I think CRMs have had the largest impact in recent years. Whether local or in the cloud, private or open-sourced like SugarCRM, they are great for letting everybody in a company toss what they know about the customer into one bucket. The resulting profile gives a picture of prospects that is much more accurate than ever before. Here’s one example of how CRMs and direct marketing techniques have helped: You used to receive new product promotions in proportion to the product’s revenue forecast. If you weren’t part of the audience it was meant for, tough! Now, you are (usually) receiving promos for items geared for you. The fact that you receive more of these messages is a direct result of the mushrooming number of products on the market; it’s not marketing’s fault.

The beta deserves mention. No, not the VCR format that duked it out with VHS in the ’80s. Few technologies today are launched ‘cold,’ most are pre-released to power-users. Everything about a product can be crowd-sourced today…and it’s a good thing. The vehicles for leaking info (and code) on new products have also exploded in use. WebEx, AppExchange, sourceforge and Amazon’s EC2  have all dramatically reduced the cost of sharing work-in-progress with potential buyers. This ultimately lowers risk for the seller; no one wants to have another ‘New Coke’ fiasco on their hands.

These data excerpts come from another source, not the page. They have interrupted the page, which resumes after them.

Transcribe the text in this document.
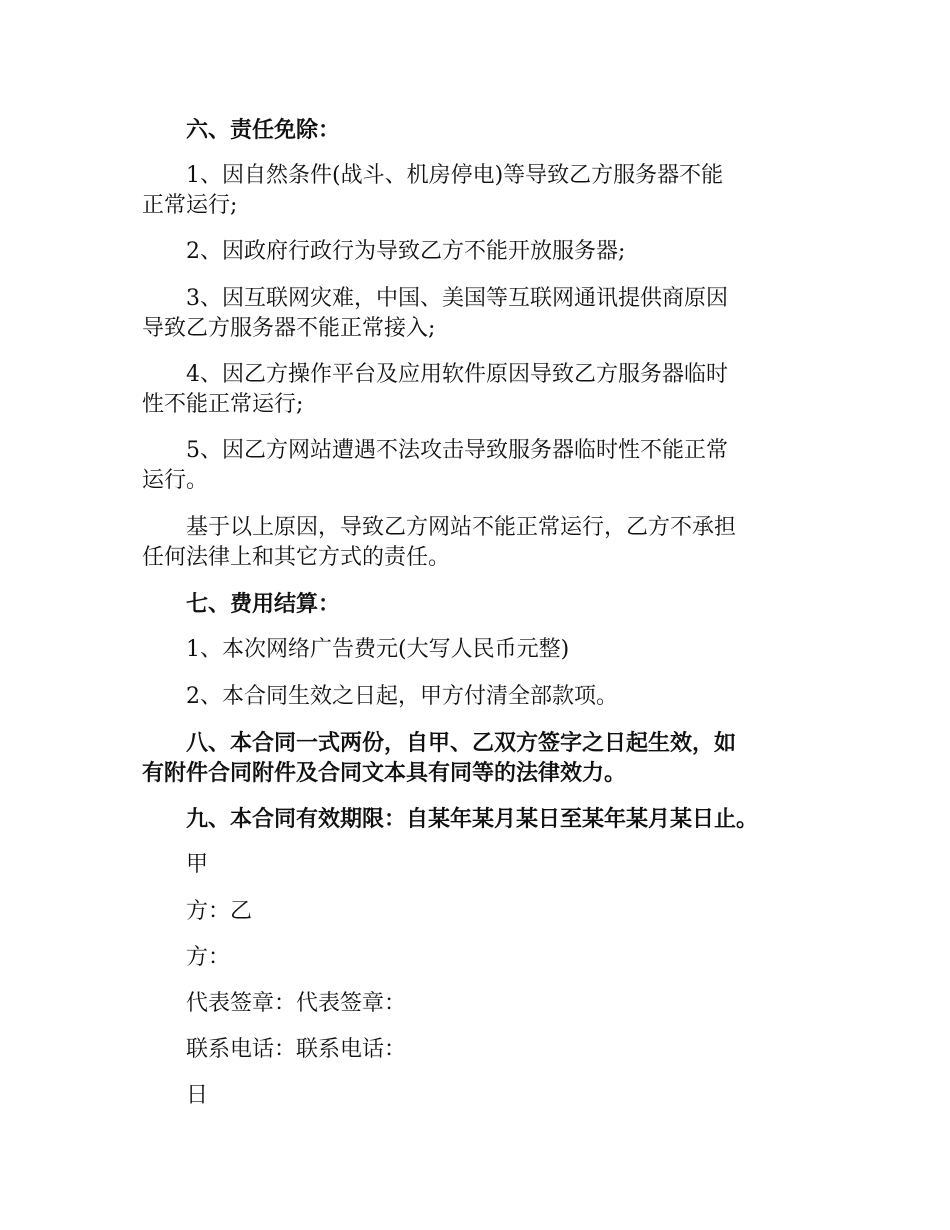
六、责任免除：
1、因自然条件(战斗、机房停电)等导致乙方服务器不能
正常运行;
2、因政府行政行为导致乙方不能开放服务器;
3、因互联网灾难，中国、美国等互联网通讯提供商原因
导致乙方服务器不能正常接入;
4、因乙方操作平台及应用软件原因导致乙方服务器临时
性不能正常运行;
5、因乙方网站遭遇不法攻击导致服务器临时性不能正常
运行。
基于以上原因，导致乙方网站不能正常运行，乙方不承担
任何法律上和其它方式的责任。
七、费用结算：
1、本次网络广告费元(大写人民币元整)
2、本合同生效之日起，甲方付清全部款项。
八、本合同一式两份，自甲、乙双方签字之日起生效，如
有附件合同附件及合同文本具有同等的法律效力。
九、本合同有效期限：自某年某月某日至某年某月某日止。
甲
方：乙
方：
代表签章：代表签章：
联系电话：联系电话：
日
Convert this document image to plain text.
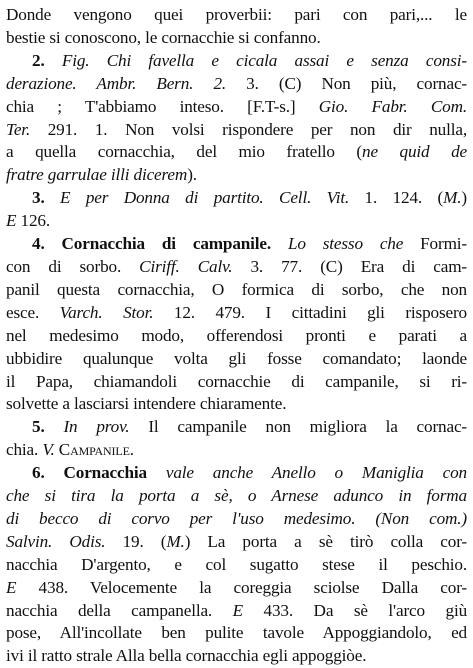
Donde vengono quei proverbii: pari con pari,... le
bestie si conoscono, le cornacchie si confanno.
2. Fig. Chi favella e cicala assai e senza consi-
derazione. Ambr. Bern. 2. 3. (C) Non più, cornac-
chia ; T'abbiamo inteso. [F.T-s.] Gio. Fabr. Com.
Ter. 291. 1. Non volsi rispondere per non dir nulla,
a quella cornacchia, del mio fratello (ne quid de
fratre garrulae illi dicerem).
3. E per Donna di partito. Cell. Vit. 1. 124. (M.)
E 126.
4. Cornacchia di campanile. Lo stesso che Formi-
con di sorbo. Ciriff. Calv. 3. 77. (C) Era di cam-
panil questa cornacchia, O formica di sorbo, che non
esce. Varch. Stor. 12. 479. I cittadini gli risposero
nel medesimo modo, offerendosi pronti e parati a
ubbidire qualunque volta gli fosse comandato; laonde
il Papa, chiamandoli cornacchie di campanile, si ri-
solvette a lasciarsi intendere chiaramente.
5. In prov. Il campanile non migliora la cornac-
chia. V. Campanile.
6. Cornacchia vale anche Anello o Maniglia con
che si tira la porta a sè, o Arnese adunco in forma
di becco di corvo per l'uso medesimo. (Non com.)
Salvin. Odis. 19. (M.) La porta a sè tirò colla cor-
nacchia D'argento, e col sugatto stese il peschio.
E 438. Velocemente la coreggia sciolse Dalla cor-
nacchia della campanella. E 433. Da sè l'arco giù
pose, All'incollate ben pulite tavole Appoggiandolo, ed
ivi il ratto strale Alla bella cornacchia egli appoggiòe.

Creating documents in Adobe format has been a significant development in marketing. As the P in PDF indicates, it’s made print-quality collaterals extremely ‘Portable.’ This has not only eliminated printing and mailing costs, it has produced instant gratification and reaction from buyers on the content of those documents. If buyers don’t react well to the collaterals, marketers can re-write and re-publish them in no time.2016 balklänningar Line. Denna samling erbjuder ett brett utbud av vackra stilar, så du kommer att vara säker på att hitta din perfekta klänningen. Dessa hänförande balklänningar varierar i stil. Så du kan vara sexig, klassiker, sassy, våga, och så mycket i en av dessa fantastiska klänningar! Det är en klänning för alla, ser till att ge en smickrande stil för alla

Finally, I’ll mention the umbrella category of Business Intelligence tools, that includes web analytics, email measurements and social media monitoring. These are all means for marketers to understand what works – this data was nigh unto impossible to have in pre-Internet days. Marketing Automation tools like Silverpop, Marketo and Eloqua are now giving unprecedented visibility into the sales funnel. This holds the promise of tightening sales forecasts and informing executives specifically how well their tactics are working.

To conclude, these tools have been fantastic as they’ve forced buyers and sellers to rethink how they do business. Together, these have all helped buyers and sellers reach out to each other. I think they’ve supplanted old, crude, disruptive marketing methods. They provide a great indication of how far we can go in the future, although knowing exactly where innovation will happen next is anyone’s guess.